# chuck screw



## itowbig (Mar 17, 2017)

i bought a cheap 3 inch 4 jaw chuck. (im not happy )  any who the thing has bad screws the ones that turn the chuck jaws . has anyone made a set of these, ive been googling till im blue. ive contacted the seller to get a refund , but if it dont work out then im stuck with chuck. hehehe so that means ive got to make some new screws and or the things that hold them in palce.  its a friggin junk chuck the way it is. just info its a sanou k72-80 chinese junk. (and yes im still kicking my self in the rear for buying this junk  ))


----------



## bazmak (Mar 17, 2017)

Most of the cheap chucks are of a poor standard however with a strip down and clean up etc they can be improved.


----------



## Blogwitch (Mar 17, 2017)

I have recently bought a Sanou 5" six jaw and it's operation is smooth as silk straight out of the box, despite it being a cheapo.

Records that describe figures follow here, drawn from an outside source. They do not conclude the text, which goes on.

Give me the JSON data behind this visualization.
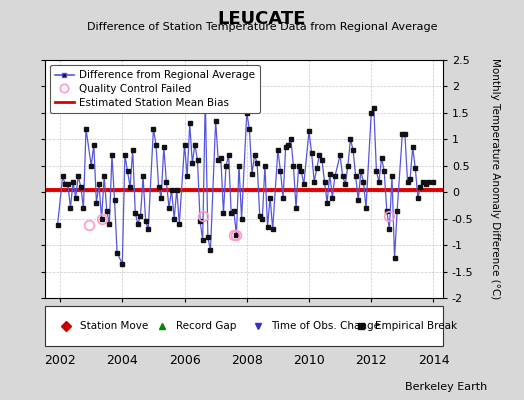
{
  "title": "LEUCATE",
  "subtitle": "Difference of Station Temperature Data from Regional Average",
  "ylabel": "Monthly Temperature Anomaly Difference (°C)",
  "xlabel_bottom": "Berkeley Earth",
  "bias_value": 0.05,
  "ylim": [
    -2.0,
    2.5
  ],
  "xlim": [
    2001.5,
    2014.3
  ],
  "xticks": [
    2002,
    2004,
    2006,
    2008,
    2010,
    2012,
    2014
  ],
  "yticks": [
    -2.0,
    -1.5,
    -1.0,
    -0.5,
    0.0,
    0.5,
    1.0,
    1.5,
    2.0,
    2.5
  ],
  "ytick_labels": [
    "-2",
    "-1.5",
    "-1",
    "-0.5",
    "0",
    "0.5",
    "1",
    "1.5",
    "2",
    "2.5"
  ],
  "line_color": "#5555dd",
  "marker_color": "#111111",
  "bias_color": "#dd0000",
  "qc_color": "#ff99cc",
  "background_color": "#d8d8d8",
  "plot_bg_color": "#ffffff",
  "data": {
    "times": [
      2001.917,
      2002.083,
      2002.167,
      2002.25,
      2002.333,
      2002.417,
      2002.5,
      2002.583,
      2002.667,
      2002.75,
      2002.833,
      2003.0,
      2003.083,
      2003.167,
      2003.25,
      2003.333,
      2003.417,
      2003.5,
      2003.583,
      2003.667,
      2003.75,
      2003.833,
      2004.0,
      2004.083,
      2004.167,
      2004.25,
      2004.333,
      2004.417,
      2004.5,
      2004.583,
      2004.667,
      2004.75,
      2004.833,
      2005.0,
      2005.083,
      2005.167,
      2005.25,
      2005.333,
      2005.417,
      2005.5,
      2005.583,
      2005.667,
      2005.75,
      2005.833,
      2006.0,
      2006.083,
      2006.167,
      2006.25,
      2006.333,
      2006.417,
      2006.5,
      2006.583,
      2006.667,
      2006.75,
      2006.833,
      2007.0,
      2007.083,
      2007.167,
      2007.25,
      2007.333,
      2007.417,
      2007.5,
      2007.583,
      2007.667,
      2007.75,
      2007.833,
      2008.0,
      2008.083,
      2008.167,
      2008.25,
      2008.333,
      2008.417,
      2008.5,
      2008.583,
      2008.667,
      2008.75,
      2008.833,
      2009.0,
      2009.083,
      2009.167,
      2009.25,
      2009.333,
      2009.417,
      2009.5,
      2009.583,
      2009.667,
      2009.75,
      2009.833,
      2010.0,
      2010.083,
      2010.167,
      2010.25,
      2010.333,
      2010.417,
      2010.5,
      2010.583,
      2010.667,
      2010.75,
      2010.833,
      2011.0,
      2011.083,
      2011.167,
      2011.25,
      2011.333,
      2011.417,
      2011.5,
      2011.583,
      2011.667,
      2011.75,
      2011.833,
      2012.0,
      2012.083,
      2012.167,
      2012.25,
      2012.333,
      2012.417,
      2012.5,
      2012.583,
      2012.667,
      2012.75,
      2012.833,
      2013.0,
      2013.083,
      2013.167,
      2013.25,
      2013.333,
      2013.417,
      2013.5,
      2013.583,
      2013.667,
      2013.75,
      2013.833,
      2014.0
    ],
    "values": [
      -0.62,
      0.3,
      0.15,
      0.15,
      -0.3,
      0.2,
      -0.1,
      0.3,
      0.1,
      -0.3,
      1.2,
      0.5,
      0.9,
      -0.2,
      0.15,
      -0.5,
      0.3,
      -0.35,
      -0.6,
      0.7,
      -0.15,
      -1.15,
      -1.35,
      0.7,
      0.4,
      0.1,
      0.8,
      -0.4,
      -0.6,
      -0.45,
      0.3,
      -0.55,
      -0.7,
      1.2,
      0.9,
      0.1,
      -0.1,
      0.85,
      0.2,
      -0.3,
      0.05,
      -0.5,
      0.05,
      -0.6,
      0.9,
      0.3,
      1.3,
      0.55,
      0.9,
      0.6,
      -0.55,
      -0.9,
      1.8,
      -0.85,
      -1.1,
      1.35,
      0.6,
      0.65,
      -0.4,
      0.5,
      0.7,
      -0.4,
      -0.35,
      -0.8,
      0.5,
      -0.5,
      1.5,
      1.2,
      0.35,
      0.7,
      0.55,
      -0.45,
      -0.5,
      0.5,
      -0.65,
      -0.1,
      -0.7,
      0.8,
      0.4,
      -0.1,
      0.85,
      0.9,
      1.0,
      0.5,
      -0.3,
      0.5,
      0.4,
      0.15,
      1.15,
      0.75,
      0.2,
      0.45,
      0.7,
      0.6,
      0.2,
      -0.2,
      0.35,
      -0.1,
      0.3,
      0.7,
      0.3,
      0.15,
      0.5,
      1.0,
      0.8,
      0.3,
      -0.15,
      0.4,
      0.2,
      -0.3,
      1.5,
      1.6,
      0.4,
      0.2,
      0.65,
      0.4,
      -0.35,
      -0.7,
      0.3,
      -1.25,
      -0.35,
      1.1,
      1.1,
      0.2,
      0.25,
      0.85,
      0.45,
      -0.1,
      0.1,
      0.2,
      0.15,
      0.2,
      0.2
    ],
    "qc_failed_times": [
      2002.917,
      2003.333,
      2006.583,
      2007.583,
      2007.667,
      2012.583
    ],
    "qc_failed_values": [
      -0.62,
      -0.5,
      -0.45,
      -0.8,
      -0.8,
      -0.45
    ]
  }
}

Baz has the right idea, strip down, and because all jaws and screws are the same on an independent, try swapping them about a little. Usually it is just a bit of tight machining tolerance that causes the problem and a tiny bit of fettling on razor sharp corners with a very fine Arkansas stone and some slideway oil soon has them running perfectly.

BTW, almost every one of my chucks (loads of them) are of far eastern origin and I haven't a bad one amongst them, all very accurate and smooth.

John


----------



## rodw (Mar 18, 2017)

I spent quite a few hours with a file and emery paper over several sessions before the 4 jaw chuck bundled with my lathe was as smooth as silk. It may help to apply some engineers blue and look to see where it rubs off to identify tight spots. I don't use it very often but used it today and while I was installing it, I noticed a burr on  the chuck at one of the jaws that I had not noticed before, so I wondered if that had anything to do with my problems. I'm sure with some persistence, you will rescue it.


----------



## itowbig (Mar 18, 2017)

yup ive tried all the above its just no good the screws are bad ( IE ) not cut right in the first place. i used the dremal to clean up a little bit , but to no avail. the press in thingys that hold the screws in the chuck are very poor too contributing to the delima, for a fix on that i have it figgered out just cut them off and drill out then thread those for brass set screws made on the lathe. problem is i cant turn nothing with out the chuck at this time.  im thinking im just gunna let the belt out a notch and buy one from LMS. 
ive just about got this little 7x10  bugger all dialed in .. just having lots of issues with chucks. Thanks for the replies and posable solutions.


----------